Юля тоже до поздней ночи думала о нем. Ей было приятно, что Сережа от неё «без ума». А какая бы девочка не возгордилась, если бы такой парень, как Сережа, влюбился в неё!

«Впрочем, – рассуждала она, – влюбить в себя парня не трудно». Конечно, у неё красивая фигурка и симпатичное личико, что, конечно же, имеет значение, но не это все-таки главное. Она знала девушек с хорошей фигурой, с правильными чертами лица, образованных, но, как ни странно, парни обходили их стороной. Необходимым условием успеха у парней, по её мнению, являлась способность «вызывать желание».

Да, да, вызывать желание, а это талант. Природное, так сказать, дарование. Кажется, в восточных странах кое-где этому обучают, а у нас до сих пор многие находят в этом что-то легкомысленное. Поэтому и ходят у нас по улице и на работе женщины с озабоченными лицами и шагают большими шагами, словно меряя поле.

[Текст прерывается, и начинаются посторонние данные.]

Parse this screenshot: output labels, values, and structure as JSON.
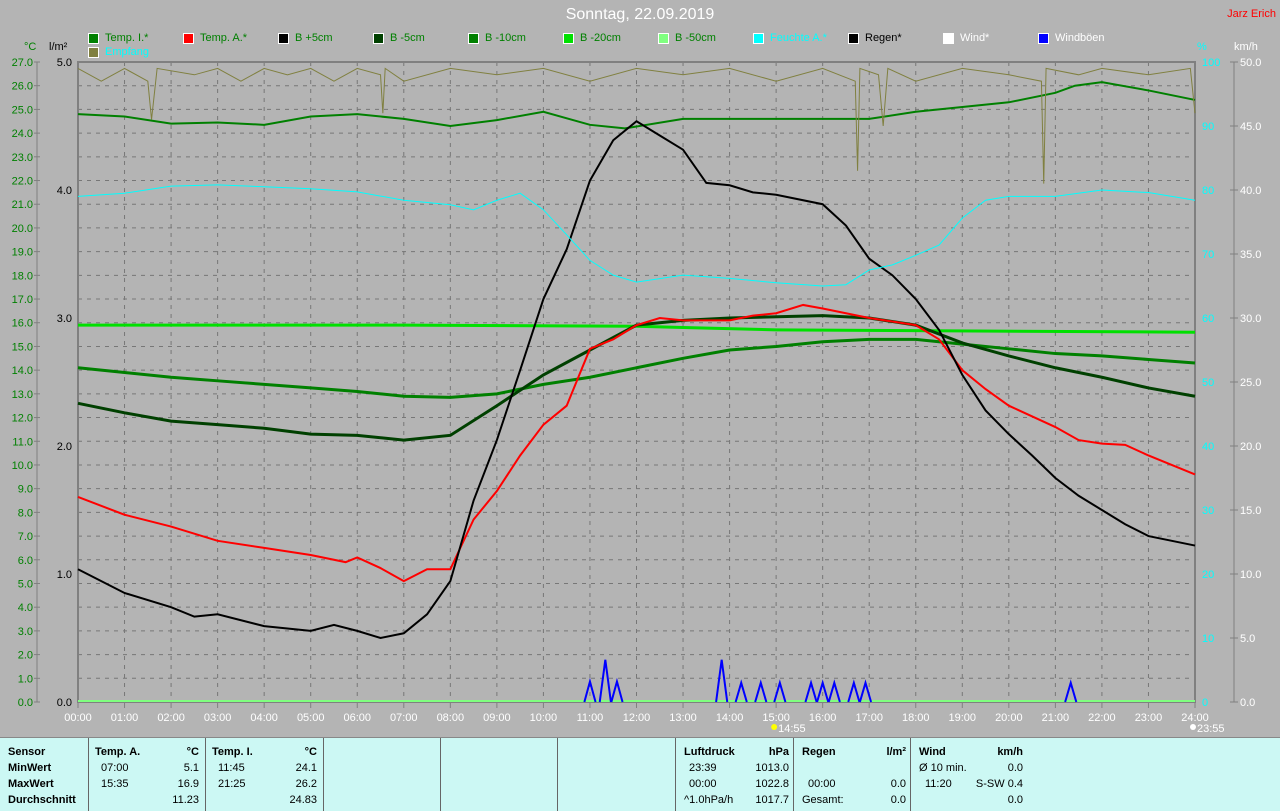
{
  "title": "Sonntag, 22.09.2019",
  "author": "Jarz Erich",
  "legend": [
    {
      "label": "Temp. I.*",
      "color": "#008000",
      "text": "#008000"
    },
    {
      "label": "Temp. A.*",
      "color": "#ff0000",
      "text": "#008000"
    },
    {
      "label": "B +5cm",
      "color": "#000000",
      "text": "#008000"
    },
    {
      "label": "B -5cm",
      "color": "#004000",
      "text": "#008000"
    },
    {
      "label": "B -10cm",
      "color": "#008000",
      "text": "#008000"
    },
    {
      "label": "B -20cm",
      "color": "#00e000",
      "text": "#008000"
    },
    {
      "label": "B -50cm",
      "color": "#80ff80",
      "text": "#008000"
    },
    {
      "label": "Feuchte A.*",
      "color": "#00ffff",
      "text": "#00ffff"
    },
    {
      "label": "Regen*",
      "color": "#000000",
      "text": "#000000"
    },
    {
      "label": "Wind*",
      "color": "#ffffff",
      "text": "#ffffff"
    },
    {
      "label": "Windböen",
      "color": "#0000ff",
      "text": "#ffffff"
    },
    {
      "label": "Empfang",
      "color": "#808040",
      "text": "#00ffff"
    }
  ],
  "chart_data": {
    "type": "line",
    "title": "Sonntag, 22.09.2019",
    "axes": {
      "temp": {
        "label": "°C",
        "range": [
          0,
          27
        ],
        "step": 1
      },
      "rain": {
        "label": "l/m²",
        "range": [
          0,
          5
        ],
        "ticks": [
          "0.0",
          "1.0",
          "2.0",
          "3.0",
          "4.0",
          "5.0"
        ]
      },
      "humidity": {
        "label": "%",
        "range": [
          0,
          100
        ],
        "ticks": [
          "0",
          "10",
          "20",
          "30",
          "40",
          "50",
          "60",
          "70",
          "80",
          "90",
          "100"
        ]
      },
      "wind": {
        "label": "km/h",
        "range": [
          0,
          50
        ],
        "ticks": [
          "0.0",
          "5.0",
          "10.0",
          "15.0",
          "20.0",
          "25.0",
          "30.0",
          "35.0",
          "40.0",
          "45.0",
          "50.0"
        ]
      }
    },
    "x_ticks": [
      "00:00",
      "01:00",
      "02:00",
      "03:00",
      "04:00",
      "05:00",
      "06:00",
      "07:00",
      "08:00",
      "09:00",
      "10:00",
      "11:00",
      "12:00",
      "13:00",
      "14:00",
      "15:00",
      "16:00",
      "17:00",
      "18:00",
      "19:00",
      "20:00",
      "21:00",
      "22:00",
      "23:00",
      "24:00"
    ],
    "sunrise": "14:55",
    "sunset": "23:55",
    "series": [
      {
        "name": "Temp. I.*",
        "axis": "temp",
        "color": "#008000",
        "points": [
          [
            0,
            24.8
          ],
          [
            1,
            24.7
          ],
          [
            2,
            24.4
          ],
          [
            3,
            24.45
          ],
          [
            4,
            24.35
          ],
          [
            5,
            24.7
          ],
          [
            6,
            24.8
          ],
          [
            7,
            24.6
          ],
          [
            8,
            24.3
          ],
          [
            9,
            24.55
          ],
          [
            10,
            24.9
          ],
          [
            11,
            24.35
          ],
          [
            11.75,
            24.2
          ],
          [
            13,
            24.6
          ],
          [
            15,
            24.6
          ],
          [
            17,
            24.6
          ],
          [
            18,
            24.9
          ],
          [
            19,
            25.1
          ],
          [
            20,
            25.3
          ],
          [
            21,
            25.7
          ],
          [
            21.42,
            26.0
          ],
          [
            22,
            26.15
          ],
          [
            23,
            25.8
          ],
          [
            24,
            25.4
          ]
        ]
      },
      {
        "name": "B -20cm",
        "axis": "temp",
        "color": "#00e000",
        "points": [
          [
            0,
            15.9
          ],
          [
            7,
            15.9
          ],
          [
            12,
            15.85
          ],
          [
            13,
            15.8
          ],
          [
            15,
            15.7
          ],
          [
            24,
            15.6
          ]
        ]
      },
      {
        "name": "B -10cm",
        "axis": "temp",
        "color": "#008000",
        "points": [
          [
            0,
            14.1
          ],
          [
            1,
            13.9
          ],
          [
            2,
            13.7
          ],
          [
            3,
            13.55
          ],
          [
            4,
            13.4
          ],
          [
            5,
            13.25
          ],
          [
            6,
            13.1
          ],
          [
            7,
            12.9
          ],
          [
            8,
            12.85
          ],
          [
            9,
            13.0
          ],
          [
            10,
            13.4
          ],
          [
            11,
            13.7
          ],
          [
            12,
            14.1
          ],
          [
            13,
            14.5
          ],
          [
            14,
            14.85
          ],
          [
            15,
            15.0
          ],
          [
            16,
            15.2
          ],
          [
            17,
            15.3
          ],
          [
            18,
            15.3
          ],
          [
            19,
            15.1
          ],
          [
            20,
            14.9
          ],
          [
            21,
            14.7
          ],
          [
            22,
            14.6
          ],
          [
            23,
            14.45
          ],
          [
            24,
            14.3
          ]
        ]
      },
      {
        "name": "B -5cm",
        "axis": "temp",
        "color": "#004000",
        "points": [
          [
            0,
            12.6
          ],
          [
            1,
            12.2
          ],
          [
            2,
            11.85
          ],
          [
            3,
            11.7
          ],
          [
            4,
            11.55
          ],
          [
            5,
            11.3
          ],
          [
            6,
            11.25
          ],
          [
            7,
            11.05
          ],
          [
            8,
            11.25
          ],
          [
            9,
            12.5
          ],
          [
            10,
            13.8
          ],
          [
            11,
            14.85
          ],
          [
            12,
            15.9
          ],
          [
            13,
            16.1
          ],
          [
            14,
            16.2
          ],
          [
            16,
            16.3
          ],
          [
            17,
            16.2
          ],
          [
            18,
            15.9
          ],
          [
            19,
            15.15
          ],
          [
            20,
            14.6
          ],
          [
            21,
            14.1
          ],
          [
            22,
            13.7
          ],
          [
            23,
            13.25
          ],
          [
            24,
            12.9
          ]
        ]
      },
      {
        "name": "Temp. A.*",
        "axis": "temp",
        "color": "#ff0000",
        "points": [
          [
            0,
            8.65
          ],
          [
            1,
            7.9
          ],
          [
            2,
            7.4
          ],
          [
            3,
            6.8
          ],
          [
            4,
            6.5
          ],
          [
            5,
            6.2
          ],
          [
            5.75,
            5.9
          ],
          [
            6,
            6.1
          ],
          [
            6.5,
            5.65
          ],
          [
            7,
            5.1
          ],
          [
            7.5,
            5.6
          ],
          [
            8,
            5.6
          ],
          [
            8.5,
            7.7
          ],
          [
            9,
            8.9
          ],
          [
            9.5,
            10.4
          ],
          [
            10,
            11.7
          ],
          [
            10.5,
            12.5
          ],
          [
            11,
            14.9
          ],
          [
            11.5,
            15.3
          ],
          [
            12,
            15.9
          ],
          [
            12.5,
            16.2
          ],
          [
            13,
            16.1
          ],
          [
            14,
            16.1
          ],
          [
            14.5,
            16.3
          ],
          [
            15,
            16.4
          ],
          [
            15.58,
            16.75
          ],
          [
            16,
            16.6
          ],
          [
            17,
            16.2
          ],
          [
            18,
            15.9
          ],
          [
            18.5,
            15.3
          ],
          [
            19,
            14.0
          ],
          [
            19.5,
            13.2
          ],
          [
            20,
            12.5
          ],
          [
            21,
            11.6
          ],
          [
            21.5,
            11.05
          ],
          [
            22,
            10.9
          ],
          [
            22.5,
            10.85
          ],
          [
            23,
            10.4
          ],
          [
            23.5,
            10.0
          ],
          [
            24,
            9.6
          ]
        ]
      },
      {
        "name": "B +5cm",
        "axis": "temp",
        "color": "#000000",
        "points": [
          [
            0,
            5.6
          ],
          [
            1,
            4.6
          ],
          [
            2,
            4.0
          ],
          [
            2.5,
            3.6
          ],
          [
            3,
            3.7
          ],
          [
            4,
            3.2
          ],
          [
            5,
            3.0
          ],
          [
            5.5,
            3.25
          ],
          [
            6,
            3.0
          ],
          [
            6.5,
            2.7
          ],
          [
            7,
            2.9
          ],
          [
            7.5,
            3.7
          ],
          [
            8,
            5.1
          ],
          [
            8.5,
            8.5
          ],
          [
            9,
            11.05
          ],
          [
            9.5,
            14.0
          ],
          [
            10,
            17.0
          ],
          [
            10.5,
            19.1
          ],
          [
            11,
            22.0
          ],
          [
            11.5,
            23.7
          ],
          [
            12,
            24.5
          ],
          [
            12.5,
            23.9
          ],
          [
            13,
            23.3
          ],
          [
            13.5,
            21.9
          ],
          [
            14,
            21.8
          ],
          [
            14.5,
            21.5
          ],
          [
            15,
            21.4
          ],
          [
            16,
            21.0
          ],
          [
            16.5,
            20.1
          ],
          [
            17,
            18.7
          ],
          [
            17.5,
            18.0
          ],
          [
            18,
            17.0
          ],
          [
            18.5,
            15.7
          ],
          [
            19,
            13.8
          ],
          [
            19.5,
            12.3
          ],
          [
            20,
            11.3
          ],
          [
            20.5,
            10.4
          ],
          [
            21,
            9.45
          ],
          [
            21.5,
            8.7
          ],
          [
            22,
            8.1
          ],
          [
            22.5,
            7.5
          ],
          [
            23,
            7.0
          ],
          [
            23.5,
            6.8
          ],
          [
            24,
            6.6
          ]
        ]
      },
      {
        "name": "Feuchte A.*",
        "axis": "humidity",
        "color": "#00ffff",
        "points": [
          [
            0,
            79
          ],
          [
            1,
            79.5
          ],
          [
            2,
            80.6
          ],
          [
            3,
            80.8
          ],
          [
            4,
            80.5
          ],
          [
            5,
            80.2
          ],
          [
            6,
            79.7
          ],
          [
            7,
            78.4
          ],
          [
            8,
            77.7
          ],
          [
            8.5,
            76.9
          ],
          [
            9,
            78.4
          ],
          [
            9.5,
            79.5
          ],
          [
            10,
            76.9
          ],
          [
            10.5,
            73
          ],
          [
            11,
            69
          ],
          [
            11.5,
            66.7
          ],
          [
            12,
            65.6
          ],
          [
            13,
            66.7
          ],
          [
            14,
            66.2
          ],
          [
            15,
            65.5
          ],
          [
            16,
            65
          ],
          [
            16.5,
            65.2
          ],
          [
            17,
            67.5
          ],
          [
            17.5,
            68.3
          ],
          [
            18,
            69.8
          ],
          [
            18.5,
            71.4
          ],
          [
            19,
            75.6
          ],
          [
            19.5,
            78.4
          ],
          [
            20,
            79
          ],
          [
            21,
            79
          ],
          [
            22,
            80
          ],
          [
            23,
            79.6
          ],
          [
            24,
            78.4
          ]
        ]
      },
      {
        "name": "Empfang",
        "axis": "humidity",
        "color": "#808040",
        "points": [
          [
            0,
            99
          ],
          [
            0.5,
            97
          ],
          [
            1,
            99
          ],
          [
            1.5,
            97
          ],
          [
            1.58,
            91
          ],
          [
            1.7,
            99
          ],
          [
            2.5,
            98
          ],
          [
            3,
            99
          ],
          [
            3.5,
            97
          ],
          [
            4,
            99
          ],
          [
            4.5,
            98
          ],
          [
            5,
            99
          ],
          [
            5.5,
            97
          ],
          [
            6,
            99
          ],
          [
            6.5,
            98
          ],
          [
            6.55,
            92
          ],
          [
            6.6,
            99
          ],
          [
            7,
            97
          ],
          [
            8,
            99
          ],
          [
            9,
            98
          ],
          [
            10,
            99
          ],
          [
            11,
            97
          ],
          [
            12,
            99
          ],
          [
            13,
            98
          ],
          [
            14,
            99
          ],
          [
            15,
            97
          ],
          [
            16,
            99
          ],
          [
            16.7,
            97
          ],
          [
            16.75,
            83
          ],
          [
            16.8,
            99
          ],
          [
            17.2,
            98
          ],
          [
            17.3,
            90
          ],
          [
            17.4,
            99
          ],
          [
            18,
            97
          ],
          [
            19,
            99
          ],
          [
            20,
            98
          ],
          [
            20.7,
            97
          ],
          [
            20.75,
            81
          ],
          [
            20.8,
            99
          ],
          [
            21.5,
            98
          ],
          [
            22,
            99
          ],
          [
            23,
            98
          ],
          [
            23.9,
            99
          ],
          [
            24,
            92
          ]
        ]
      },
      {
        "name": "Windböen",
        "axis": "wind",
        "color": "#0000ff",
        "peaks": [
          [
            11,
            1.6
          ],
          [
            11.33,
            3.3
          ],
          [
            11.58,
            1.6
          ],
          [
            13.83,
            3.3
          ],
          [
            14.25,
            1.5
          ],
          [
            14.67,
            1.5
          ],
          [
            15.08,
            1.5
          ],
          [
            15.75,
            1.5
          ],
          [
            16,
            1.5
          ],
          [
            16.25,
            1.5
          ],
          [
            16.67,
            1.5
          ],
          [
            16.92,
            1.5
          ],
          [
            21.33,
            1.5
          ]
        ]
      }
    ]
  },
  "table": {
    "sensor": {
      "h": "Sensor",
      "min": "MinWert",
      "max": "MaxWert",
      "avg": "Durchschnitt"
    },
    "tempA": {
      "h": "Temp. A.",
      "u": "°C",
      "minT": "07:00",
      "min": "5.1",
      "maxT": "15:35",
      "max": "16.9",
      "avg": "11.23"
    },
    "tempI": {
      "h": "Temp. I.",
      "u": "°C",
      "minT": "11:45",
      "min": "24.1",
      "maxT": "21:25",
      "max": "26.2",
      "avg": "24.83"
    },
    "press": {
      "h": "Luftdruck",
      "u": "hPa",
      "r1a": "23:39",
      "r1b": "1013.0",
      "r2a": "00:00",
      "r2b": "1022.8",
      "r3a": "^1.0hPa/h",
      "r3b": "1017.7"
    },
    "rain": {
      "h": "Regen",
      "u": "l/m²",
      "r2a": "00:00",
      "r2b": "0.0",
      "r3a": "Gesamt:",
      "r3b": "0.0"
    },
    "wind": {
      "h": "Wind",
      "u": "km/h",
      "r1a": "Ø 10 min.",
      "r1b": "0.0",
      "r2a": "11:20",
      "r2b": "S-SW 0.4",
      "r3b": "0.0"
    }
  }
}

Конечно, бывало, что и ей в любовной игре переставало везти, но, как правило, ненадолго и главное здесь, как считала она – не растеряться. Однажды она заметила, что скоро надоела парню, которого приворожила, уложив к себе в постель, более старшая и опытная в любовной игре соперница, и она дала парню отставку прежде, чем он это осознал. В другой раз поклонник попался слишком скучный и надоел ей. Она так с ним, не приходя на свидание, тянула, что и ему все это надоело.